Escudos convertidos en cadenas
La infancia es nuestra etapa más
pura e inocente, la única etapa de nuestra vida en la que nos mostramos como
realmente somos sin plantearnos nada, sin pensar en las consecuencias de
nuestra transparencia. Recuerdo la infancia como la etapa de mayor libertad,
como la etapa en la que no necesitábamos poner buena cara ante algo que no nos
gustara, en la que no existía la hipocresía, en la que no teníamos que fingir.
Durante la infancia todo se reducía a un "Sí, me gusta" o a un
"No, no me gusta". No había “peros”, no había medias tintas ni
existía la falsedad. Todo cuanto hacías o decías era porque realmente lo
sentías dentro de ti, y no había motivos por los que reprimirte. Sin embargo,
tal y como dice la gran Vanesa Martín en una de sus canciones "Como todo en la vida, lo que viene se
va", y la infancia no iba a ser menos.
El tiempo va avanzando a ritmo
constante, sin detenerse nunca, arrastrando consigo etapas, momentos y
vivencias, convirtiéndolos en recuerdos
que, aunque si bien siempre estarán con nosotros, jamás seremos capaces de
recuperarlos. Inevitablemente llega un momento en el que nos vemos obligados a
dejar marchar nuestra infancia, y con ella nuestra transparencia e inocencia.
De pronto todo cuanto nos rodea empieza a hacerse cada vez más complicado, y en
aquello en lo que antes sólo veíamos el blanco o el negro ahora empezamos a ver una gran cantidad de
matices que antes ni siquiera habíamos contemplado. De pronto detrás de una
sonrisa no siempre se esconde la felicidad, sino también la tristeza o la
sensación de vacío, al igual que no todas las lágrimas son sinónimo de derrota
y pena.
Llega un momento en el que nuestras
propias vivencias nos hacen llenarnos de miedos, dudas, heridas y cicatrices
que nos obligan a cubrirnos con miles de caretas y de disfraces en un intento
desesperado por sentirnos protegidos frente al mundo que nos rodea. Nos
obligamos a esconder nuestros puntos débiles y a aparentar más fortaleza de la
que tenemos realmente, creyendo que así conseguiremos librarnos de sufrir. El
problema es que siempre llega un momento en el que las caretas y los disfraces
con los que intentamos protegernos se vuelven en nuestra contra, causándonos más
daños que beneficios.
Corremos el riesgo de que los
disfraces y las caretas con los que nos vamos cubriendo a lo largo de nuestro
vida se acaben adueñando de nosotros, hasta el punto de que, a veces, nos hacen
olvidarnos de quienes somos en realidad, impidiéndonos actuar como realmente
deseamos. Antes o después llegamos a un punto en el que, esos disfraces que
antes utilizábamos como escudos, de pronto llegan a convertirse en cadenas
capaces de cortarnos las alas, o en pesadas losas que vamos arrastrando y que
nos hacen mucho más lento y difícil nuestro camino.

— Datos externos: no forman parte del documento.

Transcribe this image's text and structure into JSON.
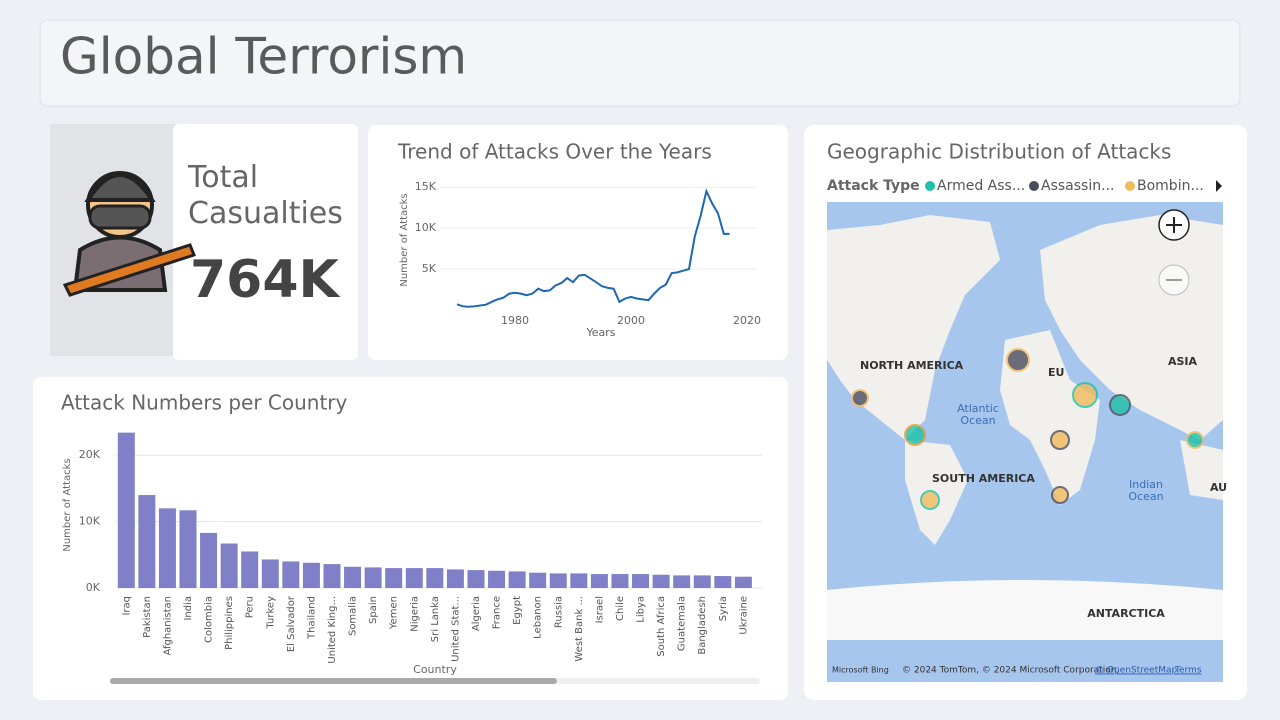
{
  "header": {
    "title": "Global Terrorism"
  },
  "kpi": {
    "label": "Total Casualties",
    "value": "764K"
  },
  "chart_data": [
    {
      "type": "line",
      "title": "Trend of Attacks Over the Years",
      "x_label": "Years",
      "y_label": "Number of Attacks",
      "x": [
        1970,
        1971,
        1972,
        1973,
        1974,
        1975,
        1976,
        1977,
        1978,
        1979,
        1980,
        1981,
        1982,
        1983,
        1984,
        1985,
        1986,
        1987,
        1988,
        1989,
        1990,
        1991,
        1992,
        1994,
        1995,
        1996,
        1997,
        1998,
        1999,
        2000,
        2001,
        2002,
        2003,
        2004,
        2005,
        2006,
        2007,
        2008,
        2009,
        2010,
        2011,
        2012,
        2013,
        2014,
        2015,
        2016,
        2017
      ],
      "series": [
        {
          "name": "Attacks",
          "color": "#1f66b3",
          "values": [
            700,
            450,
            400,
            450,
            550,
            650,
            1000,
            1300,
            1500,
            2000,
            2100,
            2000,
            1800,
            2000,
            2600,
            2300,
            2400,
            3000,
            3300,
            3900,
            3400,
            4200,
            4300,
            3400,
            2900,
            2700,
            2600,
            1000,
            1400,
            1600,
            1400,
            1300,
            1200,
            2000,
            2700,
            3100,
            4500,
            4600,
            4800,
            5000,
            9000,
            11500,
            14500,
            13000,
            11800,
            9300,
            9300
          ]
        }
      ],
      "xlim": [
        1965,
        2020
      ],
      "xticks": [
        1980,
        2000,
        2020
      ],
      "ylim": [
        0,
        16000
      ],
      "yticks": [
        {
          "value": 5000,
          "label": "5K"
        },
        {
          "value": 10000,
          "label": "10K"
        },
        {
          "value": 15000,
          "label": "15K"
        }
      ]
    },
    {
      "type": "bar",
      "title": "Attack Numbers per Country",
      "x_label": "Country",
      "y_label": "Number of Attacks",
      "categories": [
        "Iraq",
        "Pakistan",
        "Afghanistan",
        "India",
        "Colombia",
        "Philippines",
        "Peru",
        "Turkey",
        "El Salvador",
        "Thailand",
        "United King...",
        "Somalia",
        "Spain",
        "Yemen",
        "Nigeria",
        "Sri Lanka",
        "United Stat...",
        "Algeria",
        "France",
        "Egypt",
        "Lebanon",
        "Russia",
        "West Bank ...",
        "Israel",
        "Chile",
        "Libya",
        "South Africa",
        "Guatemala",
        "Bangladesh",
        "Syria",
        "Ukraine"
      ],
      "values": [
        23400,
        14000,
        12000,
        11700,
        8300,
        6700,
        5500,
        4300,
        4000,
        3800,
        3600,
        3200,
        3100,
        3000,
        3000,
        3000,
        2800,
        2700,
        2600,
        2500,
        2300,
        2200,
        2200,
        2100,
        2100,
        2100,
        2000,
        1900,
        1900,
        1800,
        1700
      ],
      "color": "#8080c8",
      "ylim": [
        0,
        25000
      ],
      "yticks": [
        {
          "value": 0,
          "label": "0K"
        },
        {
          "value": 10000,
          "label": "10K"
        },
        {
          "value": 20000,
          "label": "20K"
        }
      ],
      "grid": true
    }
  ],
  "map": {
    "title": "Geographic Distribution of Attacks",
    "legend_title": "Attack Type",
    "legend": [
      {
        "name": "Armed Ass...",
        "color": "#1fc1a8"
      },
      {
        "name": "Assassin...",
        "color": "#4b4b5e"
      },
      {
        "name": "Bombin...",
        "color": "#f2bb5c"
      }
    ],
    "labels": [
      "NORTH AMERICA",
      "ASIA",
      "Atlantic",
      "Ocean",
      "SOUTH AMERICA",
      "Indian",
      "Ocean",
      "ANTARCTICA",
      "AU",
      "EU"
    ],
    "footer": [
      "Microsoft Bing",
      "© 2024 TomTom, © 2024 Microsoft Corporation,",
      "© OpenStreetMap",
      "Terms"
    ]
  }
}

Nos empeñamos en ocultarnos debajo
de miles de capas y en perder nuestra transparencia como un mecanismo de
defensa ante los posibles daños que podamos sufrir. Nos esforzamos en maquillar
y en disfrazar nuestra esencia, hasta que prácticamente conseguimos hacerla
desaparecer, sin pararnos a pensar en que, a veces, es precisamente nuestra
esencia, es decir, nuestra verdadera personalidad, la única capaz de
conducirnos por el camino correcto hacia nuestra felicidad, y la única que nos
permite disfrutar por completo de ese camino en el que, indudablemente habrá
tramos mejores y tramos más duros, pero es necesario pasar por todos ellos para
alcanzar la meta deseada.
Es posible que cubriéndonos con
miles de caretas consigamos evitar los daños que pueda causarnos la gente que
nos rodea, pero esas caretas nunca podrán protegernos del dolor que se siente
al renunciar a lo que realmente quieres, al sentir que has dejado escapar
demasiadas cosas. Ninguna de las caretas ni de los disfraces con los que nos
cubramos podrá evitar el dolor causado por el fracaso, por lo que no hemos
vivido, y ese dolor es prácticamente imposible de borrar.